_Lambda School Data Science — Tree Ensembles_ 

# Random Forests

### Pre-read / pre-watch
- [Scikit-Learn User Guide, Ensemble Methods](https://scikit-learn.org/stable/modules/ensemble.html)
- [Coloring with Random Forests](http://structuringtheunstructured.blogspot.com/2017/11/coloring-with-random-forests.html)
- [Beware Default Random Forest Importances](https://explained.ai/rf-importance/index.html)

### More
- [Machine Learning Explainability: Permutation Importance](https://www.kaggle.com/dansbecker/permutation-importance)
- [eli5: Permutation Importance](https://eli5.readthedocs.io/en/latest/blackbox/permutation_importance.html)
- [eli5: Explaining XGBoost predictions on the Titanic dataset](https://eli5.readthedocs.io/en/latest/_notebooks/xgboost-titanic.html)
- [The Mechanics of Machine Learning: Categorically Speaking](https://mlbook.explained.ai/catvars.html)


[Selecting good features – Part III: random forests](https://blog.datadive.net/selecting-good-features-part-iii-random-forests/)
>There are a few things to keep in mind when using the impurity based ranking. Firstly, feature selection based on impurity reduction is biased towards preferring variables with more categories. 
>
>Secondly, when the dataset has two (or more) correlated features, then from the point of view of the model, any of these correlated features can be used as the predictor, with no concrete preference of one over the others. But once one of them is used, the importance of others is significantly reduced since effectively the impurity they can remove is already removed by the first feature. As a consequence, they will have a lower reported importance. This is not an issue when we want to use feature selection to reduce overfitting, since it makes sense to remove features that are mostly duplicated by other features. But when interpreting the data, it can lead to the incorrect conclusion that one of the variables is a strong predictor while the others in the same group are unimportant, while actually they are very close in terms of their relationship with the response variable.

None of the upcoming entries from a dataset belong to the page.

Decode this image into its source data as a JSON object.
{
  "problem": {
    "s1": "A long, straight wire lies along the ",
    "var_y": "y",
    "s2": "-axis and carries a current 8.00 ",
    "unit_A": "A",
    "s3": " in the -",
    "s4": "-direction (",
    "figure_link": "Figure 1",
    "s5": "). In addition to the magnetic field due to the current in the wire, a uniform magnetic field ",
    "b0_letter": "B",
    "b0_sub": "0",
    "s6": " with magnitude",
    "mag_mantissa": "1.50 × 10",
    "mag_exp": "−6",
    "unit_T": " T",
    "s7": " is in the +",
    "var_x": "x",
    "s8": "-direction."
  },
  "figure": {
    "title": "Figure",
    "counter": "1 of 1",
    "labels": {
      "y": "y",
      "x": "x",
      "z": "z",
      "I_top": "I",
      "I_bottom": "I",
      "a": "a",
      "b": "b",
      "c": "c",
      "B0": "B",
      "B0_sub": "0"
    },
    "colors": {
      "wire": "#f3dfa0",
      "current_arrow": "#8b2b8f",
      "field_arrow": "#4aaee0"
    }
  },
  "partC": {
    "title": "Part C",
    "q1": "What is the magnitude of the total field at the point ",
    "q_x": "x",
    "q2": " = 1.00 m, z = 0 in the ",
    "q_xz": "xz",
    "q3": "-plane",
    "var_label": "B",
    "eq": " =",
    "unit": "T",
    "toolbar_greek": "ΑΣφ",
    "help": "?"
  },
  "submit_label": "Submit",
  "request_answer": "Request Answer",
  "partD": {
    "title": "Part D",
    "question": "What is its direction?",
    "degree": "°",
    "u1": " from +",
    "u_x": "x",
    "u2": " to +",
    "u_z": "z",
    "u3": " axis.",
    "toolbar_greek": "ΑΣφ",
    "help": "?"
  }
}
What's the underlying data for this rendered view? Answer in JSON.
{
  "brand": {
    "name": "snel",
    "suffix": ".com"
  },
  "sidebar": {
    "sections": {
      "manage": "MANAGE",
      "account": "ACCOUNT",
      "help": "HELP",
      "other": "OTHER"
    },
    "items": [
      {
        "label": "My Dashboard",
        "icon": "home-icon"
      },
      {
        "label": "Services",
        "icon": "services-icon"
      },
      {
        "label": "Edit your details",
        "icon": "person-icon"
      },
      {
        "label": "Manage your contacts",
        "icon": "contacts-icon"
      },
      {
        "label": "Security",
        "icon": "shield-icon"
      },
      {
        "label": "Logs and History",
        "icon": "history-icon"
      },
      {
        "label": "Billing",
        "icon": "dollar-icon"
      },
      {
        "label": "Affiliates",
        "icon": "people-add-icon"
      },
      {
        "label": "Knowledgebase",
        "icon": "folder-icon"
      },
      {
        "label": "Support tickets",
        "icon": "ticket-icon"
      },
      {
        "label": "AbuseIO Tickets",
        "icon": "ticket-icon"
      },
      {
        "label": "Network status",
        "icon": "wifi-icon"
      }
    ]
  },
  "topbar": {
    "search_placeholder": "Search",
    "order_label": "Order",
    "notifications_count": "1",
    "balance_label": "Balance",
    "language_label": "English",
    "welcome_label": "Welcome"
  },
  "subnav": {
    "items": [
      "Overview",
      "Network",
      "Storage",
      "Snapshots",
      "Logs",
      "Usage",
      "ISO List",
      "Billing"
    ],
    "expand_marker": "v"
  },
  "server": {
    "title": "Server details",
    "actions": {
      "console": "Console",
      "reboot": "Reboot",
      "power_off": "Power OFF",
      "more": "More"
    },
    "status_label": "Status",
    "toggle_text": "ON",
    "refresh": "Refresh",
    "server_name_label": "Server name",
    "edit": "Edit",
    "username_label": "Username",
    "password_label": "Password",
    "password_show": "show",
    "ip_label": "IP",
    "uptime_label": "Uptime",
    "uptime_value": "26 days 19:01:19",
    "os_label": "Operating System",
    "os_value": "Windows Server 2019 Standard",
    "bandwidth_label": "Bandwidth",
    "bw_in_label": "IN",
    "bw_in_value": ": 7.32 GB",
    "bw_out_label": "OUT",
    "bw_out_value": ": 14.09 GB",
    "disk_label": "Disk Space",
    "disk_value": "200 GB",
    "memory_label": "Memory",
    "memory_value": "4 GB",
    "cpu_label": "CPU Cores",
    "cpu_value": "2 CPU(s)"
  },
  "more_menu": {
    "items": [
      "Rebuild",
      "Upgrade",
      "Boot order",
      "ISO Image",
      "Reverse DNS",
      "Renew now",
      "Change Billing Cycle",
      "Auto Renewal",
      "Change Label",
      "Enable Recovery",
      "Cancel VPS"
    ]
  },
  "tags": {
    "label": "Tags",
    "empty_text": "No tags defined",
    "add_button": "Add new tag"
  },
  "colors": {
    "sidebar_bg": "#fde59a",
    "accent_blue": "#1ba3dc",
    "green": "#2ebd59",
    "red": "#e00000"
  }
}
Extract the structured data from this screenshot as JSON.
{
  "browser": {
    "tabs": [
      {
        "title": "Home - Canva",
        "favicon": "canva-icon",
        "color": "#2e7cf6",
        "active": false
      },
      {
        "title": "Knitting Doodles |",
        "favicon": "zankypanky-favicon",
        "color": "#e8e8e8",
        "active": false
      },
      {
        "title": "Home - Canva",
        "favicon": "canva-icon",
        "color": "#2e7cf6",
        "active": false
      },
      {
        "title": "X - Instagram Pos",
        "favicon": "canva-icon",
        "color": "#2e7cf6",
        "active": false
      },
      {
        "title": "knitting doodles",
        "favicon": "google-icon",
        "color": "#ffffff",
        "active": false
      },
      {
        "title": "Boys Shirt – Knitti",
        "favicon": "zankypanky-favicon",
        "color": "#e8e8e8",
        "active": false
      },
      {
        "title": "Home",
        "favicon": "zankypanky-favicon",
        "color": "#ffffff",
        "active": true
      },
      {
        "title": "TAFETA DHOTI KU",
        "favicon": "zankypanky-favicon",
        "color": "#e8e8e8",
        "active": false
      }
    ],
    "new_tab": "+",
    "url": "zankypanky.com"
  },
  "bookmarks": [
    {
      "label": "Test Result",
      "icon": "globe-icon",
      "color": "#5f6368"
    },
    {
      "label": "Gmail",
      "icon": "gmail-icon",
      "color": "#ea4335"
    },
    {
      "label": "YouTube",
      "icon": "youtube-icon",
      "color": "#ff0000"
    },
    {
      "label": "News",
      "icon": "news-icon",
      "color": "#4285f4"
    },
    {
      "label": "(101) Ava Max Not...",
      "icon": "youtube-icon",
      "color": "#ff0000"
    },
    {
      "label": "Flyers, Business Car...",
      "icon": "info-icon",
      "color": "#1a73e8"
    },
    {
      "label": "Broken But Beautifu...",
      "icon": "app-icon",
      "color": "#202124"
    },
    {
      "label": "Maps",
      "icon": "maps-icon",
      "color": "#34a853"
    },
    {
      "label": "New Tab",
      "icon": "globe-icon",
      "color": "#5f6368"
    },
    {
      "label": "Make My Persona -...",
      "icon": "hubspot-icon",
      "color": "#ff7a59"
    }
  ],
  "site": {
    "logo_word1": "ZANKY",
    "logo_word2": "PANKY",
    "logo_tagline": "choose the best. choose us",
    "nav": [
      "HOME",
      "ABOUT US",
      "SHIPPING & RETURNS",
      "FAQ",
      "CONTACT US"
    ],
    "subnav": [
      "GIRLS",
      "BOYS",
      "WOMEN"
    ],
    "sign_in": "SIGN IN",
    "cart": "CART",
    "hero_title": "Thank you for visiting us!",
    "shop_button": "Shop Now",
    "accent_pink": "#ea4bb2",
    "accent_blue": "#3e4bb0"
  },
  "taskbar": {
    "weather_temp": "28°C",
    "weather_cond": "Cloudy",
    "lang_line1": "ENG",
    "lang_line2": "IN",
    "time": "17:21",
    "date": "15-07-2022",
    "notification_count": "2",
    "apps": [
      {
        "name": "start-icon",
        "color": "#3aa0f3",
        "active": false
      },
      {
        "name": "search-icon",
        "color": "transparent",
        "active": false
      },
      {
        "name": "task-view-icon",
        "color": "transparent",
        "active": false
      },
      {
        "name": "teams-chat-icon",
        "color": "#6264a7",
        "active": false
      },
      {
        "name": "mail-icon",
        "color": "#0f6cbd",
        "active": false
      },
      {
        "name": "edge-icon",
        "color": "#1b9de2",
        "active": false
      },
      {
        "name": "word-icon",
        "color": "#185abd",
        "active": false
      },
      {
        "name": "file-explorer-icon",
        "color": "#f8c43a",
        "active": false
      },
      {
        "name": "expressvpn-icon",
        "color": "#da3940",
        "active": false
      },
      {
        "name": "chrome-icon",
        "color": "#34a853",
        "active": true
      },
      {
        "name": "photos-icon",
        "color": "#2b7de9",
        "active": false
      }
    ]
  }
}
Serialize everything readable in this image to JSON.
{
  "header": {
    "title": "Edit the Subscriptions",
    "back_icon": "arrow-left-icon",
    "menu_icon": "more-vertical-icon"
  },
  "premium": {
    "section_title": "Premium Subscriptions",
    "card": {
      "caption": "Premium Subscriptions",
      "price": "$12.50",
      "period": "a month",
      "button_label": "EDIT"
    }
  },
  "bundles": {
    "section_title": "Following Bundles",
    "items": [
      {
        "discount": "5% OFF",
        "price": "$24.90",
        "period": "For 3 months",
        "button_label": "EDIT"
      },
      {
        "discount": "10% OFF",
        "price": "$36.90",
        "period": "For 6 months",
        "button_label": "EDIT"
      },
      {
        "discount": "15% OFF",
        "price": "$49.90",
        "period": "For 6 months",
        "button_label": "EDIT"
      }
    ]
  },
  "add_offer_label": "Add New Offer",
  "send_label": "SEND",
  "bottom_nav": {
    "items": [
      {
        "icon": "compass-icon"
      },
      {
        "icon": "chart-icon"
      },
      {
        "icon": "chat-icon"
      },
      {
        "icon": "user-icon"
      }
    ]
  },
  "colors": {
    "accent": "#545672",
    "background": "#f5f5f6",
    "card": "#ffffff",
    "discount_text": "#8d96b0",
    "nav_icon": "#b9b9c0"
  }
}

[An Introduction to Statistical Learning](http://www-bcf.usc.edu/~gareth/ISL/), Chapter 8.2.1, Out-of-Bag Error Estimation

> It turns out that **there is a very straightforward way to estimate the test error of a bagged model, without the need to perform cross-validation or the validation set approach.** 
>
> Recall that the key to bagging is that trees are repeatedly fit to bootstrapped subsets of the observations. One can show that on average, each bagged tree makes use of around two-thirds of the observations. The remaining one-third of the **observations not used to fit a given bagged tree are referred to as the out-of bag (OOB) observations.**
>
>We can predict the response for the ith observation using each of the trees in which that observation was OOB. This will yield around B/3 predictions for the ith observation. In order to obtain a single prediction for the ith observation, we can average these predicted responses (if regression is the goal) or can take a majority vote (if classification is the goal). 
>
>This leads to a single OOB prediction for the ith observation. An OOB prediction can be obtained in this way for each of the n observations, from which the overall OOB MSE (for a regression problem) or classification error (for a classification problem) can be computed. The resulting **OOB error is a valid estimate of the test error for the bagged model, since the response for each observation is predicted using only the trees that were not fit using that observation.** ... 
>
>It can be shown that with B sufficiently large, OOB error is virtually equivalent to leave-one-out cross-validation error. The OOB approach for estimating the test error is particularly **convenient when performing bagging on large data sets for which cross-validation would be computationally onerous.**

## Libraries
- [eli5](https://github.com/TeamHG-Memex/eli5): `conda install -c conda-forge eli5` / `pip install eli5`
- [category_encoders](https://github.com/scikit-learn-contrib/categorical-encoding): `conda install -c conda-forge category_encoders` / `pip install category_encoders`
- [mlxtend](https://github.com/rasbt/mlxtend): `pip install mlxtend`
- [ipywidgets](https://ipywidgets.readthedocs.io/en/stable/examples/Using%20Interact.html): included with Anaconda, doesn't work on Google Colab

## ipywidgets revisited: Decision Tree vs Random Forest

### Regressing a wave

In [None]:
%matplotlib inline
from ipywidgets import interact
import matplotlib.pyplot as plt
from sklearn.ensemble import RandomForestRegressor
from sklearn.model_selection import train_test_split
from sklearn.tree import DecisionTreeRegressor

# Example from http://scikit-learn.org/stable/auto_examples/tree/plot_tree_regression.html
def make_data():
    import numpy as np
    rng = np.random.RandomState(1)
    X = np.sort(5 * rng.rand(80, 1), axis=0)
    y = np.sin(X).ravel()
    y[::5] += 2 * (0.5 - rng.rand(16))
    return X, y

X, y = make_data()

X_train, X_test, y_train, y_test = train_test_split(
    X, y, test_size=0.25, random_state=42)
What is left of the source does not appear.